We use population synthesis modelling to predict the gravitational wave (GW) signal that the Laser Interferometer Space Antenna (LISA) will detect from the Galactic population of compact binary systems. We implement a realistic star formation history with time and position-dependent metallicity, and account for the effect of supernova kicks on present-day positions. We consider all binaries that have a white dwarf (WD), neutron star (NS), or black hole primary in the present-day. We predict that the summed GW signal from all Galactic binaries will already be detectable 3 months into the LISA mission, by measuring the power spectrum of the total GW strain. We provide a simple publicly available code to calculate such a power spectrum from a user-defined binary population. In the full 4 year baseline mission lifetime, we conservatively predict that $>2000$ binaries could be individually detectable as GW sources. We vary the assumed common envelope (CE) efficiency $α$, and find that it influences both the shape of the power spectrum and the relative number of detectable systems with WD and NS progenitors. In particular, the ratio of individually detectable binaries with chirp mass $\mathcal{M} < M_\odot$ to those with $\mathcal{M} \geqslant M_\odot$ increases with $α$. We therefore conclude that LISA may be able to diagnose the CE efficiency, which is currently poorly constrained.

Figures (10)

• Figure 1: Properties of the generated compact binary population. (a) Orbital period distribution within LISA's band, split into primary type (i.e. WD, NS, or BH) and accreting ($\dot{m}\neq 0$) NS-WD systems. The majority of the population (not plotted) lies outside LISA's band towards $10^{-10}~\mathrm{Hz}$. (b) Eccentricity distribution, split by primary type, compared with the input model from 2012Sci...337..444S. Given there are nearly $5\times 10^6$ circular binaries, their peak at $e=0$ has been truncated for visibility. (c) Star formation history of the full compact binary population compared with the theoretical SFH from Wagg+2022, showing fewer compact binaries from very old and very recent times relative to the model.
• Figure 2: (a) Distance distribution (from Earth) of the generated compact binary population, showing a peak near $8~\mathrm{kpc}$ at the Galactic bulge. Kicked binaries show a deficit near the Galactic centre, as some systems are ejected to larger distances. (b) Height above the Galactic plane, $|z|$, for the population pre-kick and post-kick. Both follow an effective scale height of $z_d \approx 0.8~\mathrm{kpc}$ at low $|z|$, but post-kick systems develop a high-$|z|$ tail extending beyond $10~\mathrm{kpc}$. (c) Sky map of the compact binaries in Galactic coordinates, showing the concentration of sources in the bulge near the Galactic centre (star) and a disc-like structure.
• Figure 3: Number density of GW signals from binaries per unit log-frequency-log-power area, projected against LISA's sensitivity curve. The right panels split the population by primary type (i.e. WD, NS, or BH), showing most BH-primary systems lie well below the curve. WD-primary binaries roughy divide into two groups: lower-frequency eccentric systems and higher-frequency circular systems. A detectable subset of NS-primary binaries clusters near $10^{-3}~\mathrm{Hz}$.

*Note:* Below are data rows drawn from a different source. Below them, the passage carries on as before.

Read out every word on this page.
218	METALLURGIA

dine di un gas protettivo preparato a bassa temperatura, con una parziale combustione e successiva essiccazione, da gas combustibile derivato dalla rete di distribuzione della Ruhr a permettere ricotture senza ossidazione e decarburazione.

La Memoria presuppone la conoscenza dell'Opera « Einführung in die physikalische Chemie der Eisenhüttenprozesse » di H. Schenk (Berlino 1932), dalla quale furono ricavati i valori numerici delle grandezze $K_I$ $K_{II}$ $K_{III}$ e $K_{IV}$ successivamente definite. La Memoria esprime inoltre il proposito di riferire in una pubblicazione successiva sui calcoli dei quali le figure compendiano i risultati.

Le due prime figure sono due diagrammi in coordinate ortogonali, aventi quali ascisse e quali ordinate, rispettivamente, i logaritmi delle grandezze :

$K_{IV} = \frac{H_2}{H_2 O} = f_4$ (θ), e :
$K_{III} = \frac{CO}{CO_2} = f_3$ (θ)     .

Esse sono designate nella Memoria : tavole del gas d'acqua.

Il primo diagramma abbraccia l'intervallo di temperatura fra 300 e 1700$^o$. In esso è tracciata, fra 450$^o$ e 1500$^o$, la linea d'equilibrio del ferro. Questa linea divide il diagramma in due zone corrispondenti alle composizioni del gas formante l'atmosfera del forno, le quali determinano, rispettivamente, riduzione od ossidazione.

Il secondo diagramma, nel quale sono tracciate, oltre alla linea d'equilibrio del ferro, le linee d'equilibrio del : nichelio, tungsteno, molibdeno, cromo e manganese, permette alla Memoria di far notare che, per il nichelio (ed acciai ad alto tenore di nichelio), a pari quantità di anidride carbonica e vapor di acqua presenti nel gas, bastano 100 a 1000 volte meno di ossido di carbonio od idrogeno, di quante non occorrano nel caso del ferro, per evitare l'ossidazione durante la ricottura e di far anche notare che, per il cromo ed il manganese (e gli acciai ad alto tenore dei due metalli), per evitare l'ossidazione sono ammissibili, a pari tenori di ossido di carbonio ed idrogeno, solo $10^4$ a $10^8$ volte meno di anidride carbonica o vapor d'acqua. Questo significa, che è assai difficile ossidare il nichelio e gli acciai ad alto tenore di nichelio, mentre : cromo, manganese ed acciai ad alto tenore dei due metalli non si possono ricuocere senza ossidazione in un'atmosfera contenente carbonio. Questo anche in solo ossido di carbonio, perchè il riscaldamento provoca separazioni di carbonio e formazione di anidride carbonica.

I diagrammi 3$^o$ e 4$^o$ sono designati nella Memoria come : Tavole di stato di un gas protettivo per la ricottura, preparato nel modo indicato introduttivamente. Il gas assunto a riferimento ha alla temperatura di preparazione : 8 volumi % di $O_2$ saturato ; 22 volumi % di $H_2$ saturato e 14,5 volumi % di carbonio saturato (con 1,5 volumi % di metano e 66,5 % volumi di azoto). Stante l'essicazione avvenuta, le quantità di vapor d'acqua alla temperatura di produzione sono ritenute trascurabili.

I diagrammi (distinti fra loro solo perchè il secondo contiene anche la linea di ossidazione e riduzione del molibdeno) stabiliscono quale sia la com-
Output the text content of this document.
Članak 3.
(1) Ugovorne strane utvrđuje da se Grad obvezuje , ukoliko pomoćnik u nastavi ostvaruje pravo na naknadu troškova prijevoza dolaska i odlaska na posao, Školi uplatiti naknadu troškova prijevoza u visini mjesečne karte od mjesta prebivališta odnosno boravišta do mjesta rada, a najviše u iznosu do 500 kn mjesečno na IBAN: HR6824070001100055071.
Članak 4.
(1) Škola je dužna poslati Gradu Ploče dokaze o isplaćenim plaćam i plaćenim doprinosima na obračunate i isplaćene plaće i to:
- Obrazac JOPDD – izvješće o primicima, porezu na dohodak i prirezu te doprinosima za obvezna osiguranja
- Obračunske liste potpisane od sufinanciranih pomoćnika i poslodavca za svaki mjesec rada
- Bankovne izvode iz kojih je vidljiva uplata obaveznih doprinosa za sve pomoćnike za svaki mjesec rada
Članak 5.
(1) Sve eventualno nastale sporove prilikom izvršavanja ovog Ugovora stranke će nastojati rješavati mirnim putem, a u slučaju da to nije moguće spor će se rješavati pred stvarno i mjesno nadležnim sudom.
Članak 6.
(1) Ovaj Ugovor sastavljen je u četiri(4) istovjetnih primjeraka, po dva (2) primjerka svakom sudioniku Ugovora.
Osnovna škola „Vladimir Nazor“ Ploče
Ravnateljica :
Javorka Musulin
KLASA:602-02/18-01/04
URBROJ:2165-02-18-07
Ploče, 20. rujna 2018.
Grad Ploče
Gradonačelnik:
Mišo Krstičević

• Figure 4: (Left) PSD as a function of GW frequency for compact object binaries, with the full contribution from eccentric harmonics included. The raw, noisy signal is smoothed through geometric re-binning ($c_0=1.3$), shown with $1\sigma$ error bars. A detectable signal is clearly above the LISA noise curve. (Right) Comparison of GW PSDs split by primary type (WD, NS, or BH). BH systems dominate at low frequencies, whereas WD and NS systems govern the detectable higher frequencies within LISA's band.
• Figure 5: The LISA-detected binary signal, obtained by summing simulated instrumental noise and the total binary signal, then subtracting the theoretical noise, for different mission observation times. Even after just 3 months, the signal is already strong, and remains so because individually detectable binaries are not subtracted here.